It has been hypothesized that anesthesia causes partial upper airway obstruction resulting from pharyngeal muscle relaxation and results in increased WOB and that LAM decreases WOB, as compared with a mask without oral airway. Maxillofacial trauma presents a complex problem with regard to the patients air way [4]. By definition, the injury compromises the patent airway and therefore it must be protected. In most cases, the patients undergo surgery for maxillofacial trauma or for other, more severe, life-threatening injuries, and securing the air way is first in the introduction of general anesthesia. In such patients we anticipate difficult endotracheal intubation and, often, also difficult mask ventilation. In addition, the patient is usually regarded as having a “full stomach” and has not been cleared of a C-spine injury, which may complicate airway management furthermore. The time available to accomplish the task is short and the patient's condition may deteriorate rapidly. Both decision-making and performance are impaired in such circumstances. The laryngeal mask has a potential role in patients with difficult airways, including those with limited mouth opening.

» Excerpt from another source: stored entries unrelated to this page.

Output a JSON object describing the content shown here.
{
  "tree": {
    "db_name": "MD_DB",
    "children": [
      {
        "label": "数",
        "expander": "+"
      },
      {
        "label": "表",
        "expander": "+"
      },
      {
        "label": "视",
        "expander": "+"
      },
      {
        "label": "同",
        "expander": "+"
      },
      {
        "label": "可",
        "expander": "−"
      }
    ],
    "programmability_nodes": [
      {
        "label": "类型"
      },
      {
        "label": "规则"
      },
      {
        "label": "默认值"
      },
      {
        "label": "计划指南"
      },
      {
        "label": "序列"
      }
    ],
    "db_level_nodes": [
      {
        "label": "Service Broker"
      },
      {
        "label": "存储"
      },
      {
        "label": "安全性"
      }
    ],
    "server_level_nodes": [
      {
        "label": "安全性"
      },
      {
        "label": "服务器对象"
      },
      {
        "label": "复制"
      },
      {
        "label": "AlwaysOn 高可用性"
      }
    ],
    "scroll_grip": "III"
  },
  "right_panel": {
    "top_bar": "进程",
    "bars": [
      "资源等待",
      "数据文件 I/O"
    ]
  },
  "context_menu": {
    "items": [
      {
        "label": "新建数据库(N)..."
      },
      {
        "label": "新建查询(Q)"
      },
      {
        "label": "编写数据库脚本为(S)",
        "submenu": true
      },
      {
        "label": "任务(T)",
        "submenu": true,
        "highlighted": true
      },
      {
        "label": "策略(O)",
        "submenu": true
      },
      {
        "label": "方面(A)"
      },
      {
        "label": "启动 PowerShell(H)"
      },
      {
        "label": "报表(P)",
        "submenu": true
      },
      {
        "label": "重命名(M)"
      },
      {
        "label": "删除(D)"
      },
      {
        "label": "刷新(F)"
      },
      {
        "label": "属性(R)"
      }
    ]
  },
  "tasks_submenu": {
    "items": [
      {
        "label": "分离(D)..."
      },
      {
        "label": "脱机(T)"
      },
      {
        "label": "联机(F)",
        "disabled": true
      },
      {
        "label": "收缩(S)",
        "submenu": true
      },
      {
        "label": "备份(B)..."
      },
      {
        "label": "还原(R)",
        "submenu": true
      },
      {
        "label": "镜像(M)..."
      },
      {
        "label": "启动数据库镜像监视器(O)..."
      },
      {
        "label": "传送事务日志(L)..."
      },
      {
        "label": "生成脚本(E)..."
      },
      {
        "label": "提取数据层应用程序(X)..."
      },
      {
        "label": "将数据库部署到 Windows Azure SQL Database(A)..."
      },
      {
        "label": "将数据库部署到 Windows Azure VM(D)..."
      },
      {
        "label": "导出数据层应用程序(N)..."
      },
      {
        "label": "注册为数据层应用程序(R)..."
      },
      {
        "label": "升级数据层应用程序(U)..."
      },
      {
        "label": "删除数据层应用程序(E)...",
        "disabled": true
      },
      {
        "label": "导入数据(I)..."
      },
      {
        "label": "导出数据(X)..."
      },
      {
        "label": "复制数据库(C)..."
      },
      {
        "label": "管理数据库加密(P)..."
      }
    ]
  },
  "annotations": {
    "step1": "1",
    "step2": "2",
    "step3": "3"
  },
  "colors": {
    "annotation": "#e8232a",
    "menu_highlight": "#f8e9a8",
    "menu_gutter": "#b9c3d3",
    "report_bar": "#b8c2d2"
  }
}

The LAM consists of a triangular mask, the design of which is based on the configuration of hypopharynx. An inflatable cuff is on the inner rim of the mask. The cuff is inflated through a pilot tube with a balloon on the tip, allowing the cuff pressure to be monitored. A tube, which connects the mask to the anesthetic circuit, is fused at a 30° angle to the back of the mask. A black line along the length of the tube corresponds to the mid-surface of the outer aspect of the mask. Orientation of the black line at both the 12 o'clock position and in the midline of the oral cavity indicates correct positioning of the LAM. Maximizing the laryngeal seal is dependent on obtaining and maintaining the proper seating of the mask within the hypopharynx. The air inlet connecting the tube to the mask has two vertical bars. These bars prevent the epiglottis from lodging against the tube opening and resulting in obstruction of the device. The LAM is available in assorted sizes that will accommodate the infant to the adult. It is made of a soft medical-grade silicone and is designed to be reused after autoclaving. Several modifications of the LAM have been evaluated [1].


The LAM was designed to form a secure and direct connection with the patient's airway. The standard technique for insertion of the LAM recommends that the patient be in the sniffing position with the neck flexed and the head extended. The cuff should be fully deflated, and the back of the mask slightly lubricated. The inner bowl (mask) of the airway should be free of lubrication because this may either result in irritation of the airway (e.g., laryngospasm) or obstruction of either the respiratory tract or the aperture opening in the LAM. The posterior surface of the mask is pressed against the palate following the curvature of the pharynx and pushed posteriorly into the hypopharynx until firm resistance is felt. In this position, the sides of the mask face into the pyriform fossa, and the upper border of the mask is caudal to the base of the tongue. When the cuff is inflated, a seal is formed around the laryngeal perimeter. Inflation of the cuff results in a slight cephlad displacement of the LAM and a slight bulging of the soft tissues overlying the thyroid and cricoid cartilage. Neuromuscular relaxation is not required for insertion of the LAM. Use of propofol, which provides greater muscular relaxation compared with methohexital, may be advantageous during placement of the LAM.

The standard technique

  • (1) The cuff must be fully and correctly deflated before placement. This imparts rigidity to the tip of the cuff. The deflated cuff should be free from wrinkles and it's rim should face away from the mask aperture. This can be achieved by pressing the hollow side down onto a clean flat surface during inflation, with two fingers pressing down on a point just short of the tip.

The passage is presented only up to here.